Fortunately Sanesecurity provide for free some hourly updated databases that will detect them. Getting them on your system is as simple as
$ sudo apt install clamav-unofficial-sigs
As the version in Debian is quite outdated, it tries by default to download some files that don't exist anymore. This is fixed by creating file /etc/clamav-unofficial-sigs.conf.d/local.conf
# https://bugs.debian.org/cgi-bin/bugreport.cgi?bug=783228
si_dbs=""
# https://bugs.debian.org/cgi-bin/bugreport.cgi?bug=831607
mbl_dbs=""
Integrate with Exim
Permissions
The ClamAV daemon is running under user clamav. We need to get this user access to the mail spool for the scan to be possible.

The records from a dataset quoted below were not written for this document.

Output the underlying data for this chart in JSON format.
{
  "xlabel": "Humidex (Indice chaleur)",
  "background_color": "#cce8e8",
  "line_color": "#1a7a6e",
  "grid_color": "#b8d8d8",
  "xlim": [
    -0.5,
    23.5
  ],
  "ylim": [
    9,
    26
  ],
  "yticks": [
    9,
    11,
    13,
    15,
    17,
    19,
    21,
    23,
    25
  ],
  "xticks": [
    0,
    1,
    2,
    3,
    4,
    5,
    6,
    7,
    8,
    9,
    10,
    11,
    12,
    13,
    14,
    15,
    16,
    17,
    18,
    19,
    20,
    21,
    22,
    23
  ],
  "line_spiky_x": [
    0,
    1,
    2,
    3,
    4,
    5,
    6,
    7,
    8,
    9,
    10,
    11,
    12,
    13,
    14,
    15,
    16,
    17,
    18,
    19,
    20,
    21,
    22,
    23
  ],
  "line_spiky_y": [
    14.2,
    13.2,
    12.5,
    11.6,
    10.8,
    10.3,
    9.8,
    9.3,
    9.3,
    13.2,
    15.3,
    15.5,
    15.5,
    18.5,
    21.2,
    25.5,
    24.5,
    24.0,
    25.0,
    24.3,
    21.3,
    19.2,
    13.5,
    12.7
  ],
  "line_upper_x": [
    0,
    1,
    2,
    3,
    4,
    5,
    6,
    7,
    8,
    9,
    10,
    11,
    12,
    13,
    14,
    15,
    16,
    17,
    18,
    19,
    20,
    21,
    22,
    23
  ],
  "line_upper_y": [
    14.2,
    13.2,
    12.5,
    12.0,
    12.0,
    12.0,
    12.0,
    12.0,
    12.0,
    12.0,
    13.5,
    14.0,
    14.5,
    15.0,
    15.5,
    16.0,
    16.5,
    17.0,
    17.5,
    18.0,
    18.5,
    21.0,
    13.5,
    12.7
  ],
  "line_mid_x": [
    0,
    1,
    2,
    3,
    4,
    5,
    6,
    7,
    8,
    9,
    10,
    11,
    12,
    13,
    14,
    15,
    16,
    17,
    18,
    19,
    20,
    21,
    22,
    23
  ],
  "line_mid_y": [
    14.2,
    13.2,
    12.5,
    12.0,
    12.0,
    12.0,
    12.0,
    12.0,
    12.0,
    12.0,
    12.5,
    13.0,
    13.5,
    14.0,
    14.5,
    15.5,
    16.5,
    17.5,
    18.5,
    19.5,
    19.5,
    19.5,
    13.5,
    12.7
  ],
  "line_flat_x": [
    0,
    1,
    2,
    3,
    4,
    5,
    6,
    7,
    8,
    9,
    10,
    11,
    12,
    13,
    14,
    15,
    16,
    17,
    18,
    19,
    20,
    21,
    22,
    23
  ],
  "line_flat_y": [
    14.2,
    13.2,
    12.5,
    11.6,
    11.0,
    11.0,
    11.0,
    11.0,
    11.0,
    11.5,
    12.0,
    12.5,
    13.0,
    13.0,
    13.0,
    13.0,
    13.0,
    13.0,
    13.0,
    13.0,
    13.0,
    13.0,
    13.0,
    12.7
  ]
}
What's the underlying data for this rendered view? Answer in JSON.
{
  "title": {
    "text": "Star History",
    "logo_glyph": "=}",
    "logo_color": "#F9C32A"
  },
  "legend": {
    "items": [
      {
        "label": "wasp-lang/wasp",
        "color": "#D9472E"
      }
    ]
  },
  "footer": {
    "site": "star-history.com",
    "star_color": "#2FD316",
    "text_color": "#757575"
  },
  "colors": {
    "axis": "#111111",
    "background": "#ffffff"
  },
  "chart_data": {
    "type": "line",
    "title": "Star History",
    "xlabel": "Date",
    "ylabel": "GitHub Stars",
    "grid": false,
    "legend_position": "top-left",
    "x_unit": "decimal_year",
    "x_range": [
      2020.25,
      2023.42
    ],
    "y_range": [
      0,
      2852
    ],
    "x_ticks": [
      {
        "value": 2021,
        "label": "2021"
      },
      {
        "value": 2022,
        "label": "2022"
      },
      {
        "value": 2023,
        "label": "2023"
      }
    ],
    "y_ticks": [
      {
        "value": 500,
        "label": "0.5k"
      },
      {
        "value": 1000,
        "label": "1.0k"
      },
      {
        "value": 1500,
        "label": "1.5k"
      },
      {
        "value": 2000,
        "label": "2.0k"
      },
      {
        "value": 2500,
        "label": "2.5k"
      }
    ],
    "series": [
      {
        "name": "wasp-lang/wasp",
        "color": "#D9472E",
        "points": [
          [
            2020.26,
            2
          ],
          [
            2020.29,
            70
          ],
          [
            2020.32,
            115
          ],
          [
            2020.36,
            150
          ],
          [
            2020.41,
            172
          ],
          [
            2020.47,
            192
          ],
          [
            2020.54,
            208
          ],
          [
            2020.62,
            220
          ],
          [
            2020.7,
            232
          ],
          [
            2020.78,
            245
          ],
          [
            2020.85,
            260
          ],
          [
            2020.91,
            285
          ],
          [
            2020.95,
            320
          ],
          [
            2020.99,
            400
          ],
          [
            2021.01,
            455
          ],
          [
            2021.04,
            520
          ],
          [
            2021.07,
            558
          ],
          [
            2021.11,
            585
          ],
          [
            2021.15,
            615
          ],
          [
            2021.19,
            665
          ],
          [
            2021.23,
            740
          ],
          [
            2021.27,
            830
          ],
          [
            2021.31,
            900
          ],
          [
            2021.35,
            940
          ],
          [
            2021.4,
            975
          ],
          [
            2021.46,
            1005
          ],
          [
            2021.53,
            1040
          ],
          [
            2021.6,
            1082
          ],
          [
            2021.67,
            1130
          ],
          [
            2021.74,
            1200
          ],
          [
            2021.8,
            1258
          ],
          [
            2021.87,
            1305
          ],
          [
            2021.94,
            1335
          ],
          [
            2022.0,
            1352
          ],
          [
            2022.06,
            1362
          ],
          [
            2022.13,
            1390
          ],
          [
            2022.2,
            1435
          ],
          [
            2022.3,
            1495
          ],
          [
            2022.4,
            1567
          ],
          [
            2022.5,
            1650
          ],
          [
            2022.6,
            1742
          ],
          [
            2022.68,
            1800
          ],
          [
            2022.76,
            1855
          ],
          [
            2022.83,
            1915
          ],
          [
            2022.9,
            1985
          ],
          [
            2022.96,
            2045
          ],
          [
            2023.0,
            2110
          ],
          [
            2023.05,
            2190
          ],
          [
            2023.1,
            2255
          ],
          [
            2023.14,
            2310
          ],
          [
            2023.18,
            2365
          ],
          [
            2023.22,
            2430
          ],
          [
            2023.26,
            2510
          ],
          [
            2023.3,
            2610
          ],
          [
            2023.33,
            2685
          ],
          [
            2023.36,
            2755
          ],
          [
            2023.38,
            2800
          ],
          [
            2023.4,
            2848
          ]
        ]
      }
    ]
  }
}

$ sudo usermod -a -G Debian-exim clamav
$ sudo systemctl restart clamav-daemon.service
Exim setup
Create file /etc/exim4/local-acl with the following content
deny
malware = *
message = This message was detected as possible malware ($malware_name).
and append the following lines to /etc/exim4/conf.d/main/00_local_settings
CHECK_DATA_LOCAL_ACL_FILE = /etc/exim4/local-acl
av_scanner = clamd:/var/run/clamav/clamd.ctl
Finally restart Exim
$ sudo systemctl restart exim4.service
Test
Testing anti-virus software is commonly done using EICAR anti malware testfile. Although this file is not a virus, it will be recognised by all major anti-virus programs. This allows you to test them without risking infecting yourself.
To get the file, simply create a file with the following content
X5O!P%@AP[4\PZX54(P^)7CC)7}$EICAR-STANDARD-ANTIVIRUS-TEST-FILE!$H+H*
You can then email this file to yourself. It must be blocked by Exim.
Check the content of /var/log/exim4/rejectlog and /var/log/exim4/paniclog for any issue.